Claro que a arte não é a única ferramenta humana para enfrentar a pandemia. Precisamos do amor, da amizade, da família, da solidariedade. Tampouco tem o poder, senão ficcional, de ressuscitar os milhares de mortos. Mas ela pode servir de amparo nas e para as dificuldades.

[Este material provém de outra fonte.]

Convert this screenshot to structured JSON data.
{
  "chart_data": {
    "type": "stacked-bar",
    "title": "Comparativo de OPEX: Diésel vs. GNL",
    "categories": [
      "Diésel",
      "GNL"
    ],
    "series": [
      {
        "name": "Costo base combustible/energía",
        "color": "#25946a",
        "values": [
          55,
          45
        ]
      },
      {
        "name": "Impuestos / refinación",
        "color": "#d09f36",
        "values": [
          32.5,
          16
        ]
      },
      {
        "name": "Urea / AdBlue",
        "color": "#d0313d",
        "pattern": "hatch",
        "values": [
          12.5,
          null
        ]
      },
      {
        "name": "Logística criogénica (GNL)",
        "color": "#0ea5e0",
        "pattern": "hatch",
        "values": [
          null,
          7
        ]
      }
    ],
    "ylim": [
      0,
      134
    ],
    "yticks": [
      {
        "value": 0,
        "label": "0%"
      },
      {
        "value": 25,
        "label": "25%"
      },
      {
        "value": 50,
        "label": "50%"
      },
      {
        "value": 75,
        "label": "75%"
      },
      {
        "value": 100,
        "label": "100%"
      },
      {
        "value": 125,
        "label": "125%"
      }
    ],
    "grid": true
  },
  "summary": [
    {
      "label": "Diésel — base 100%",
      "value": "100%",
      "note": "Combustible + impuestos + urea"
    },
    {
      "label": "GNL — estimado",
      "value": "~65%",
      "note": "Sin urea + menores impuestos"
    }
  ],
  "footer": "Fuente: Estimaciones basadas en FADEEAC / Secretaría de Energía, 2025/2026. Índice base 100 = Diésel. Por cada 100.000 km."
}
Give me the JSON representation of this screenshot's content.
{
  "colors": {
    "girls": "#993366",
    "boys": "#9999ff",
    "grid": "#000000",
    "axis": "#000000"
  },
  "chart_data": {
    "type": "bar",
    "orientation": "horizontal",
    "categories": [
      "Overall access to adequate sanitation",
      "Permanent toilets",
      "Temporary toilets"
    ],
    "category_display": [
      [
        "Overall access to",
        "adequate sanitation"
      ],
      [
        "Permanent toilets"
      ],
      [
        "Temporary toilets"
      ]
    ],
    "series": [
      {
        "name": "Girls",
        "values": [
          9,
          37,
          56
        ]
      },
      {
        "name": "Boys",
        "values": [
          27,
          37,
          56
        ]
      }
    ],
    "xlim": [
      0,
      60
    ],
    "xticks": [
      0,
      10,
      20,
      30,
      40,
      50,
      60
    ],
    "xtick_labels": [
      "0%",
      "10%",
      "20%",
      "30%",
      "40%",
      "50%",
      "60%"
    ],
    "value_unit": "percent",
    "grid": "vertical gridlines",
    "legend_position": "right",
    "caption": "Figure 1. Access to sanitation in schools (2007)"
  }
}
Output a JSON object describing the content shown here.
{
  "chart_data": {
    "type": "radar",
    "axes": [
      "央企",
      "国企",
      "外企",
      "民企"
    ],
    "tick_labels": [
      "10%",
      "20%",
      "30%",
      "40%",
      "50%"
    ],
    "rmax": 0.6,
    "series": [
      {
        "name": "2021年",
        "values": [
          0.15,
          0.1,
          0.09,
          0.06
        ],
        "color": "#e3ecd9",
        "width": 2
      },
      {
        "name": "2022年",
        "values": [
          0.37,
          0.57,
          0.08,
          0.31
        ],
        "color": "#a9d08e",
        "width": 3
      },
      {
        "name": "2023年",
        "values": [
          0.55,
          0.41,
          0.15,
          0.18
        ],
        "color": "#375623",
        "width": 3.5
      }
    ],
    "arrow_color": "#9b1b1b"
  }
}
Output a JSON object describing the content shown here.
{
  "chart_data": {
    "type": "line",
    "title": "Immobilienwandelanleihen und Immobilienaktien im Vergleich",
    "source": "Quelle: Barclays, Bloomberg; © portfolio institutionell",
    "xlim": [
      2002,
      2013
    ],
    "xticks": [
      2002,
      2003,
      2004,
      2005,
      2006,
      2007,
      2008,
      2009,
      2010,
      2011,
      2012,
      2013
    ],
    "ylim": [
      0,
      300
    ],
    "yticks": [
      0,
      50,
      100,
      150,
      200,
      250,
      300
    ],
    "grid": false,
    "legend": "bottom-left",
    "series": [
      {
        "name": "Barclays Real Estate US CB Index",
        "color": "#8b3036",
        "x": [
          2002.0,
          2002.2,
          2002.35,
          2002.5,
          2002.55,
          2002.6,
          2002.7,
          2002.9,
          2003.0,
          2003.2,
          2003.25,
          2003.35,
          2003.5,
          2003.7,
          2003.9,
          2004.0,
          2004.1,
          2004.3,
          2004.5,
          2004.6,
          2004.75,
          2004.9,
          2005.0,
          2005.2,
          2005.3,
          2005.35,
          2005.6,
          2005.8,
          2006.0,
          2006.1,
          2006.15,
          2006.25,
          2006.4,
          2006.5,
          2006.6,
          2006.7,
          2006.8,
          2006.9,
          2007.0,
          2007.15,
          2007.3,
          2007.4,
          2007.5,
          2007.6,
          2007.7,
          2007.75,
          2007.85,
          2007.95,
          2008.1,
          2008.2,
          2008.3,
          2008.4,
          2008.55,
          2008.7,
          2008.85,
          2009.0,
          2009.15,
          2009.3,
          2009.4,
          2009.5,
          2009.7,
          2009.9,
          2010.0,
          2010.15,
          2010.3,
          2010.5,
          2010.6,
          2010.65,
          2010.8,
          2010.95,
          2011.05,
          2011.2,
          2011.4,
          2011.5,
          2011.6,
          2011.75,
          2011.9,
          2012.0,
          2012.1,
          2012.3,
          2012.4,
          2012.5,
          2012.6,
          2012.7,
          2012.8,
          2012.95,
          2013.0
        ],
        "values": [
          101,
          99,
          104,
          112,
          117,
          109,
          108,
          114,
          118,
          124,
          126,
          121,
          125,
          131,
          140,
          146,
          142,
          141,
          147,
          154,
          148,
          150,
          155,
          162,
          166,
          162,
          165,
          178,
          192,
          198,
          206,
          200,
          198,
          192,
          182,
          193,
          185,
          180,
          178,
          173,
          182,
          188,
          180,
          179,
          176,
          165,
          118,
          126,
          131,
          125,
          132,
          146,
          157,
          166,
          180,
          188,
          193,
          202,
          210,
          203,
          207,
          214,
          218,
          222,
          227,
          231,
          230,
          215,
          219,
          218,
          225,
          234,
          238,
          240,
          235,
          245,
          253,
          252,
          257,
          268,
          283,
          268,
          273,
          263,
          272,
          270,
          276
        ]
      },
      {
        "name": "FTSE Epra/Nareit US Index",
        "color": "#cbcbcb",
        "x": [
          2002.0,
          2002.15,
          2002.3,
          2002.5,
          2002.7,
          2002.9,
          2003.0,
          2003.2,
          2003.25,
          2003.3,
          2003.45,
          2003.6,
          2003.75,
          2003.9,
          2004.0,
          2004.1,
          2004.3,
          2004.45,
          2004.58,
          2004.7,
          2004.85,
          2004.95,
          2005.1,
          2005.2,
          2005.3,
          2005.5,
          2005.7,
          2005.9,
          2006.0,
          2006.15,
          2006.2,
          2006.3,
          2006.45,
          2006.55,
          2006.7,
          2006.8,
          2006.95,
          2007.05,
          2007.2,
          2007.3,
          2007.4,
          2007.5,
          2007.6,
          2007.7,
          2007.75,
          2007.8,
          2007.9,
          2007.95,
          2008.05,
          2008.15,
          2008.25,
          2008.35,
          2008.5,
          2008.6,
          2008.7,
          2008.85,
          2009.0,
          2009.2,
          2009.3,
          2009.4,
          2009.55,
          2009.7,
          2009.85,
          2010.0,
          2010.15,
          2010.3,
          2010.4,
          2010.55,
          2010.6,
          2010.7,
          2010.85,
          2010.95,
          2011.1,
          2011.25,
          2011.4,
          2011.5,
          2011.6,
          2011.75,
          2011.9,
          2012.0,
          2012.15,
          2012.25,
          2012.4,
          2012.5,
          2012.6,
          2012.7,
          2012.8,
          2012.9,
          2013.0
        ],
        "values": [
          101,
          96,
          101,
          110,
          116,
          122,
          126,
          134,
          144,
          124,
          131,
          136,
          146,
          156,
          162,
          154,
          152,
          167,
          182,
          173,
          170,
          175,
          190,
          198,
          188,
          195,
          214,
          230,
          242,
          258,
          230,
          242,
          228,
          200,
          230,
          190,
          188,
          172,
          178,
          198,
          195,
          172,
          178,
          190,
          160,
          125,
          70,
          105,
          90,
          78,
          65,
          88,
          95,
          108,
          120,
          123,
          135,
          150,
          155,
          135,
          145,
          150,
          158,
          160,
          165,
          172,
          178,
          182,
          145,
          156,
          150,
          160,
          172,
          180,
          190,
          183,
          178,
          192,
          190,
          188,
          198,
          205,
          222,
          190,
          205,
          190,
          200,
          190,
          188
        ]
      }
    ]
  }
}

Pode remediar parcialmente a dor.

Não serei cínico a ponto de preconizar que um livro, uma música, um filme ou um quadro me fez superar a perda de um ente querido. Mas me ajudou com o luto, a continuar meu caminho, a diminuir meus pesares, a sufocar minha melancolia. Não sou hipócrita a ponto de afirmar que a arte salva, mas tenho a fé de que ela mostra um atalho para a salvação.

Se agradeço ao acaso por não ter sido contaminado pelo vírus que ora nos assola, também sou grato àqueles que me ajudaram a enfrentar a pandemia. Obrigado Vila Matas, Borges, Tolstoi, Kafka, Schaan, Marcel, Pedro Gonzaga, Adão! Obrigado a todos aqui citados e os não referidos! Obrigado Doors, por me apontar caminhos! Quem não esteve comigo na pandemia, por certo antes contribuiu para forjar o ser humano a quem está sendo possibilitado por ela passar. Obrigado pelas tristezas, alegrias, sorrisos, despertares! Obrigado por me fazerem ver que, apesar das dificuldades, precisamos seguir em frente! Obrigado por serem um ombro amigo, ainda que figurativamente e à distância! Obrigado por me fazerem pensar, por me tirarem do conforto ao mesmo tempo em que me confortam! Obrigado por me inquietarem! Obrigado por me humanizarem!

Para quem escrever? Para mim mesmo. E para o eventual e infortunado leitor ou leitora destas linhas comuns, tortas, meio moralistas, um tanto ingênuas. Que elas despertem ou cativem para leituras mais promissoras, mesmo que obtidas numa lista telefônica. Se alguém, ainda que por uma furtiva passagem de olhos, se sentir estimulado a tomar contato com qualquer dos artistas aqui mencionados, todo o meu esforço ao escrever terá valido a pena.

Na pior das hipóteses, o exemplar segue um pouco mais engordado.

E, superada a agonia inicial, com essas mal juntadas palavras ao longo do documento não mais em branco, só me resta agradecer…

Obrigado, edital, pela oportunidade!